Hepatocellular carcinoma (HCC) is one of the most common tumors worldwide strongly linked to hepatitis C virus (HCV) infection. However, the exact pathogenetic mechanisms are still unclear. We assessed the expression of apoptosis genes (GSK3-B, AKT-1, Bcl-2), inflammatory cytokines (TNFalpha, TNF-RI, TNF-RII, IL-6, IL-6R), anti-inflammatory IL-10, CRP and alphaFP by reverse transcription-polymerase chain reaction (RT-PCR) in 33 HCC, 25 chronic hepatitis and 16 asymptomatic HCV carrier positive for HCV subjects. Also, pooled normal liver tissues and HepG2 cells were used as controls. Hepatocellular carcinoma and liver disease (LD) showed reduced expression of GSK-3beta, TNFalpha, TNF-R I, TNF-RII, IL-10 and overexpression of IL-6R and CRP with no significant difference between the two groups. AFP was expressed in HCC only (33%). AKT, BCL2 and IL-6 showed normal, reduced and overexpression in studied patients with a significant difference between AFP, AKT overexpression (67% and 30%), BCL2 overexpression (49% and 10%) and reduced IL-6 in between HCC and LD. The morphologically normal tissues adjacent to tumors showed aberrant expression of AKT, IL-6, CRP, TNFalpha and TNFRI. A significant relation was observed between cirrhosis and GSK-3beta, AKT and IL-6 (P = 0.0018, P = 0.018, P = 0.0001; respectively).
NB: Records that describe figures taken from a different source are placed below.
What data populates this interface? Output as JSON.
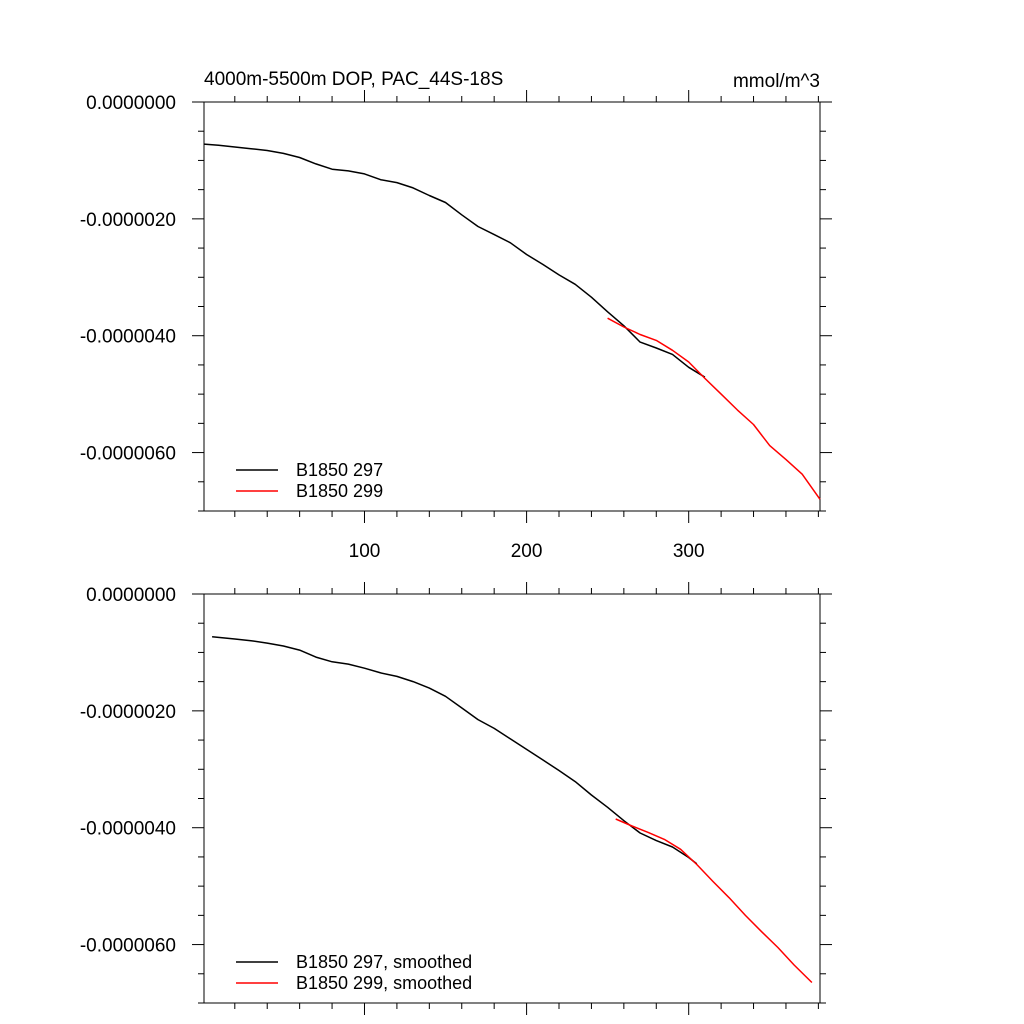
{
  "chart_data": [
    {
      "type": "line",
      "title": "4000m-5500m DOP, PAC_44S-18S",
      "units": "mmol/m^3",
      "xlim": [
        1,
        381
      ],
      "ylim": [
        -7e-06,
        0.0
      ],
      "xticks": [
        100,
        200,
        300
      ],
      "xticklabels": [
        "100",
        "200",
        "300"
      ],
      "yticks": [
        0.0,
        -2e-06,
        -4e-06,
        -6e-06
      ],
      "yticklabels": [
        "0.0000000",
        "-0.0000020",
        "-0.0000040",
        "-0.0000060"
      ],
      "legend_position": "bottom-left",
      "series": [
        {
          "name": "B1850 297",
          "color": "#000000",
          "x": [
            1,
            10,
            20,
            30,
            40,
            50,
            60,
            70,
            80,
            90,
            100,
            110,
            120,
            130,
            140,
            150,
            160,
            170,
            180,
            190,
            200,
            210,
            220,
            230,
            240,
            250,
            260,
            270,
            280,
            290,
            300,
            310
          ],
          "y": [
            -7.2e-07,
            -7.4e-07,
            -7.7e-07,
            -8e-07,
            -8.3e-07,
            -8.8e-07,
            -9.5e-07,
            -1.06e-06,
            -1.15e-06,
            -1.18e-06,
            -1.23e-06,
            -1.33e-06,
            -1.38e-06,
            -1.47e-06,
            -1.6e-06,
            -1.72e-06,
            -1.93e-06,
            -2.13e-06,
            -2.27e-06,
            -2.41e-06,
            -2.61e-06,
            -2.78e-06,
            -2.96e-06,
            -3.12e-06,
            -3.34e-06,
            -3.59e-06,
            -3.83e-06,
            -4.11e-06,
            -4.21e-06,
            -4.32e-06,
            -4.54e-06,
            -4.71e-06
          ]
        },
        {
          "name": "B1850 299",
          "color": "#ff0000",
          "x": [
            250,
            260,
            270,
            280,
            290,
            300,
            310,
            320,
            330,
            340,
            350,
            360,
            370,
            381
          ],
          "y": [
            -3.7e-06,
            -3.85e-06,
            -3.98e-06,
            -4.08e-06,
            -4.25e-06,
            -4.45e-06,
            -4.73e-06,
            -5e-06,
            -5.27e-06,
            -5.52e-06,
            -5.88e-06,
            -6.12e-06,
            -6.37e-06,
            -6.8e-06
          ]
        }
      ]
    },
    {
      "type": "line",
      "xlim": [
        1,
        381
      ],
      "ylim": [
        -7e-06,
        0.0
      ],
      "xticks": [
        100,
        200,
        300
      ],
      "yticks": [
        0.0,
        -2e-06,
        -4e-06,
        -6e-06
      ],
      "yticklabels": [
        "0.0000000",
        "-0.0000020",
        "-0.0000040",
        "-0.0000060"
      ],
      "legend_position": "bottom-left",
      "series": [
        {
          "name": "B1850 297, smoothed",
          "color": "#000000",
          "x": [
            6,
            20,
            30,
            40,
            50,
            60,
            70,
            80,
            90,
            100,
            110,
            120,
            130,
            140,
            150,
            160,
            170,
            180,
            190,
            200,
            210,
            220,
            230,
            240,
            250,
            260,
            270,
            280,
            290,
            300,
            305
          ],
          "y": [
            -7.3e-07,
            -7.7e-07,
            -8e-07,
            -8.4e-07,
            -8.9e-07,
            -9.6e-07,
            -1.08e-06,
            -1.16e-06,
            -1.2e-06,
            -1.27e-06,
            -1.35e-06,
            -1.41e-06,
            -1.5e-06,
            -1.61e-06,
            -1.75e-06,
            -1.95e-06,
            -2.15e-06,
            -2.3e-06,
            -2.48e-06,
            -2.66e-06,
            -2.84e-06,
            -3.02e-06,
            -3.21e-06,
            -3.44e-06,
            -3.65e-06,
            -3.88e-06,
            -4.09e-06,
            -4.22e-06,
            -4.33e-06,
            -4.51e-06,
            -4.62e-06
          ]
        },
        {
          "name": "B1850 299, smoothed",
          "color": "#ff0000",
          "x": [
            255,
            265,
            275,
            285,
            295,
            305,
            315,
            325,
            335,
            345,
            355,
            365,
            376
          ],
          "y": [
            -3.85e-06,
            -3.97e-06,
            -4.08e-06,
            -4.2e-06,
            -4.37e-06,
            -4.63e-06,
            -4.92e-06,
            -5.2e-06,
            -5.5e-06,
            -5.78e-06,
            -6.05e-06,
            -6.35e-06,
            -6.65e-06
          ]
        }
      ]
    }
  ]
}
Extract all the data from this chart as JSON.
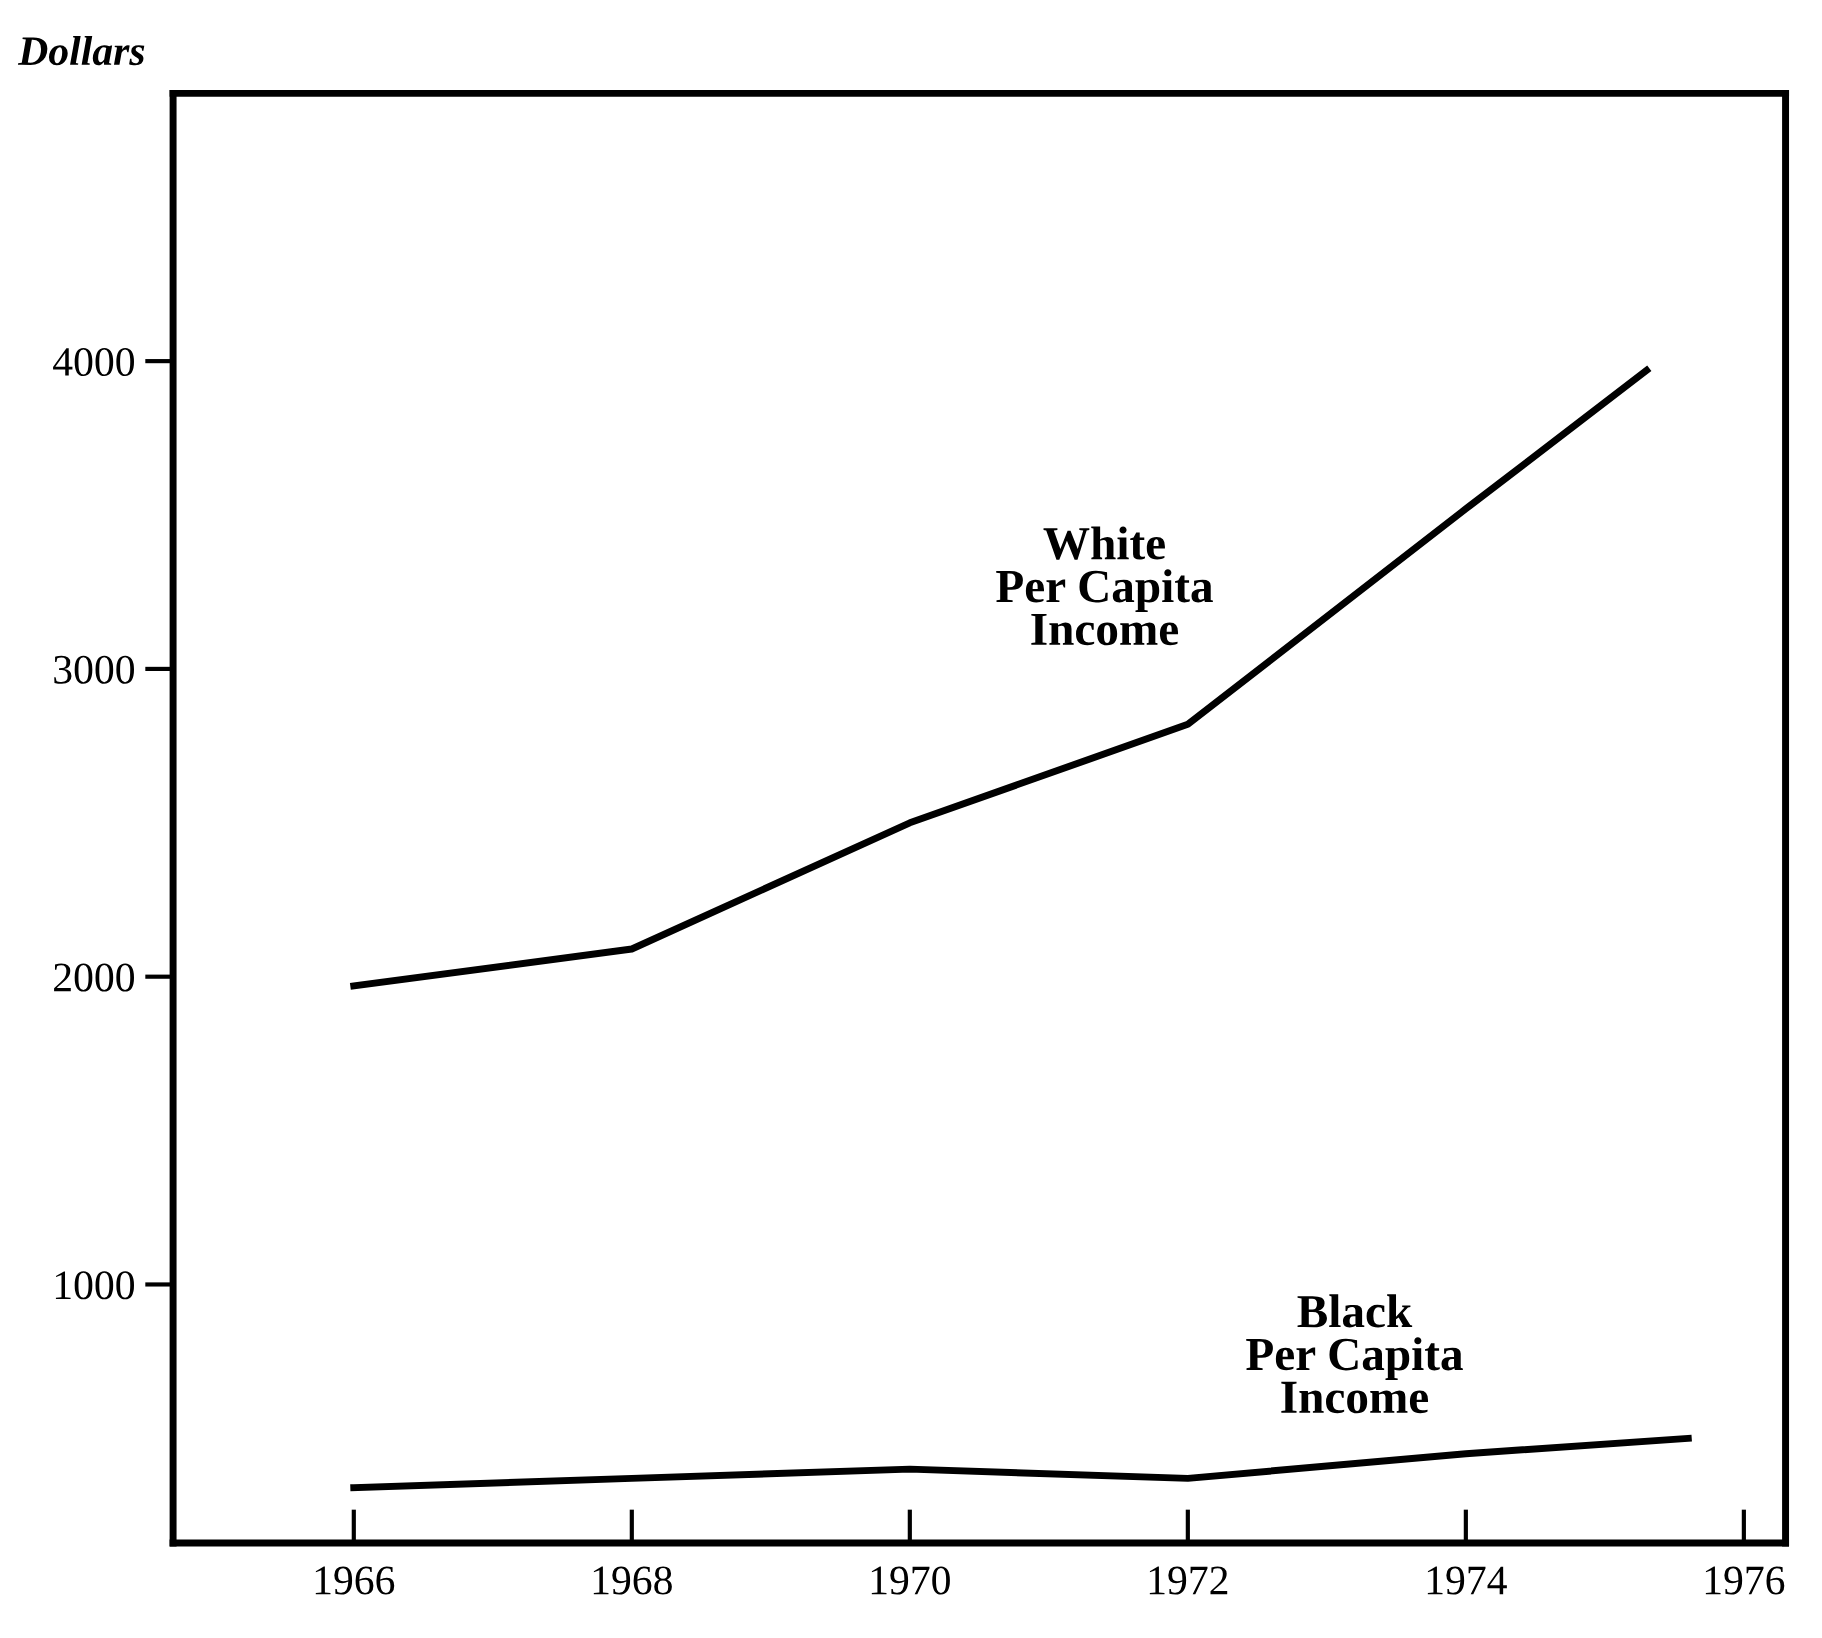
{
  "chart_data": {
    "type": "line",
    "ylabel": "Dollars",
    "x": [
      1966,
      1968,
      1970,
      1972,
      1974,
      1975.3
    ],
    "series": [
      {
        "name": "White\nPer Capita\nIncome",
        "color": "#000000",
        "values": [
          1970,
          2090,
          2500,
          2820,
          3520,
          3970
        ]
      },
      {
        "name": "Black\nPer Capita\nIncome",
        "color": "#000000",
        "x": [
          1966,
          1968,
          1970,
          1972,
          1974,
          1975.6
        ],
        "values": [
          340,
          370,
          400,
          370,
          450,
          500
        ]
      }
    ],
    "xlim": [
      1964.7,
      1976.3
    ],
    "xticks": [
      1966,
      1968,
      1970,
      1972,
      1974,
      1976
    ],
    "ylim": [
      160,
      4870
    ],
    "yticks": [
      1000,
      2000,
      3000,
      4000
    ],
    "grid": false,
    "legend": false,
    "marker": "none",
    "line_style": "solid"
  }
}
Aberrant expressions of AKT, GSK3-B, and BCL2 are common events in HCV-associated LD and HCC. AKT, GSK3-B and IL-6 are significantly associated with cirrhosis and could be used as biomarkers for both early detection and molecular target therapy for the prevention of HCC development. TNFRII, GSK3-B and s-AFP could be used as prognostic factors that can predict the clinical outcome of HCC patients.